The film juxtaposes these questions by setting this moral question in a mirror image-beast and humanity. In blurring the lines of these two natures, it proposes potential for both to exist within creation and also within ourselves. It then challenges us to consider that Christ-given virtues such as compassion and love can exist within the corrupted nature of our natural world, reconciling beast and man through the Easter story to the greater vision and promise of the new creation.
- MARY MAGDALENE by Garth Davis
After seeing this film l couldn’t help but fall in love with Jesus all over again, and was compelled to see the grace he afforded a world that refused to see Gods love as a matter of equal measure. What is it we are all looking for? God’s underlying and undeniable freedom-giving love. And it just so happens that this love begins in the margins and extends outwards into the world.
- SILENCE by Martin Scorsese
The mercy of Christ shows up in the unexpected places.

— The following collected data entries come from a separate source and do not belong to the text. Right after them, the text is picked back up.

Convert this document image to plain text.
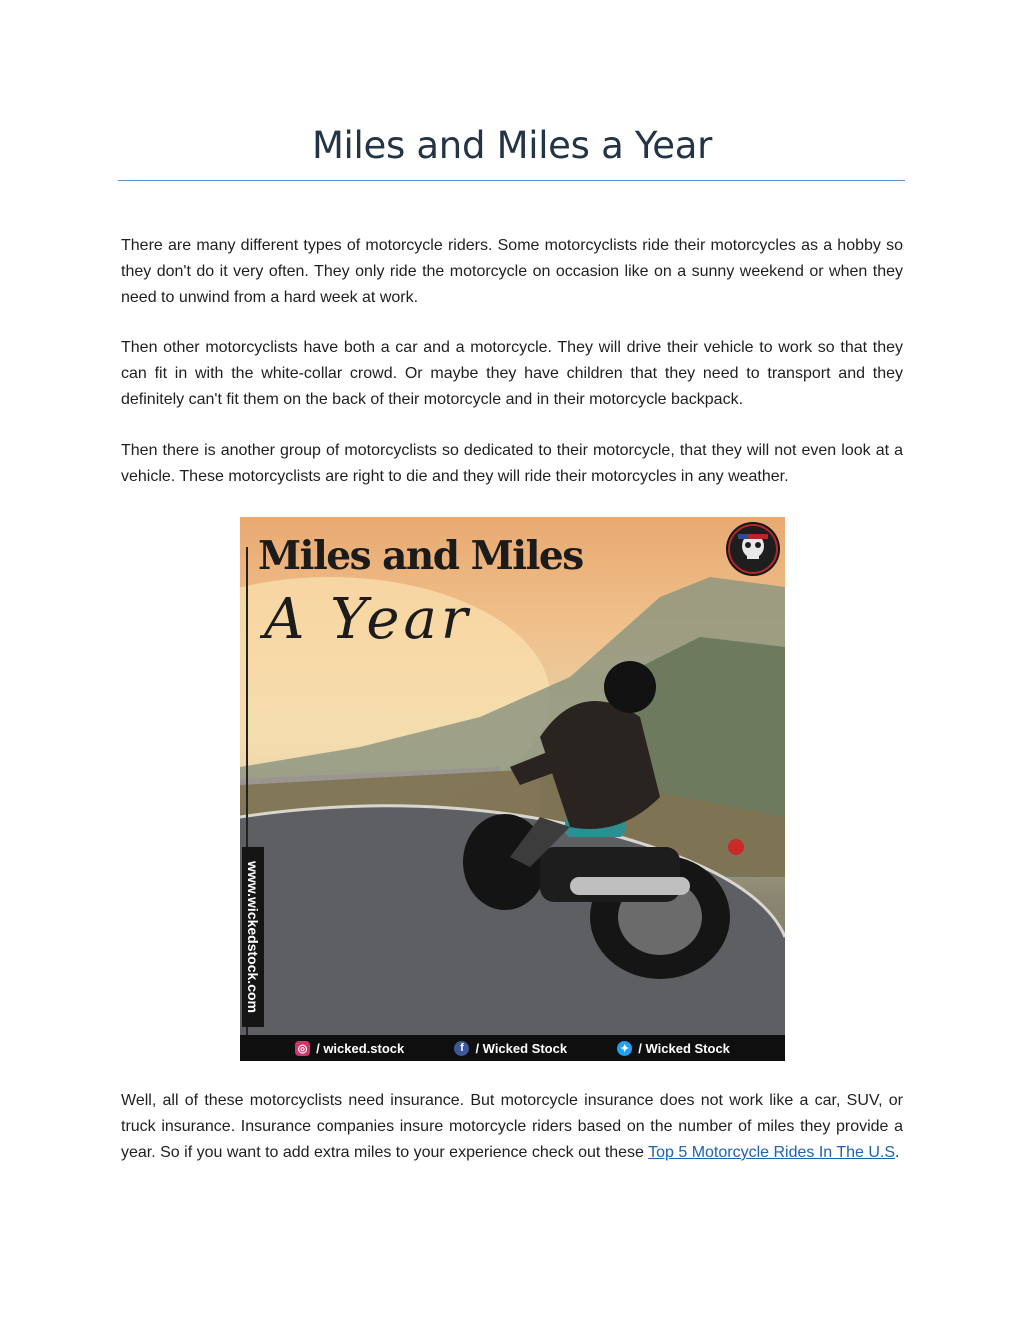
Miles and Miles a Year

There are many different types of motorcycle riders. Some motorcyclists ride their motorcycles as a hobby so they don't do it very often. They only ride the motorcycle on occasion like on a sunny weekend or when they need to unwind from a hard week at work.

Then other motorcyclists have both a car and a motorcycle. They will drive their vehicle to work so that they can fit in with the white-collar crowd. Or maybe they have children that they need to transport and they definitely can't fit them on the back of their motorcycle and in their motorcycle backpack.

Then there is another group of motorcyclists so dedicated to their motorcycle, that they will not even look at a vehicle. These motorcyclists are right to die and they will ride their motorcycles in any weather.

Miles and Miles
A Year
www.wickedstock.com
◎ / wicked.stock	f / Wicked Stock	✦ / Wicked Stock

Well, all of these motorcyclists need insurance. But motorcycle insurance does not work like a car, SUV, or truck insurance. Insurance companies insure motorcycle riders based on the number of miles they provide a year. So if you want to add extra miles to your experience check out these Top 5 Motorcycle Rides In The U.S.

The mercy of Christ also shows up when we least expect it, even in the unbearable silence.
- LOGAN by James Mangold
Employing the power of sacrificial language, Logan explores faith in a broken world, the promise of something better, and the journey of finding healing and restoration within this brokenness as the embodiment of that more hopeful reality. Might be one of the most powerfully spoken, Easter themed films I’ve ever seen.
- STARFISH by A.T. White
The imagery of the starfish stands as a defining symbol of regeneration, playing into spiritual ideas of forgiveness, restoration and redemption. In Easter we move from death to life in our celebration of the Resurrection, with Jesus the one who is making us and all things new again.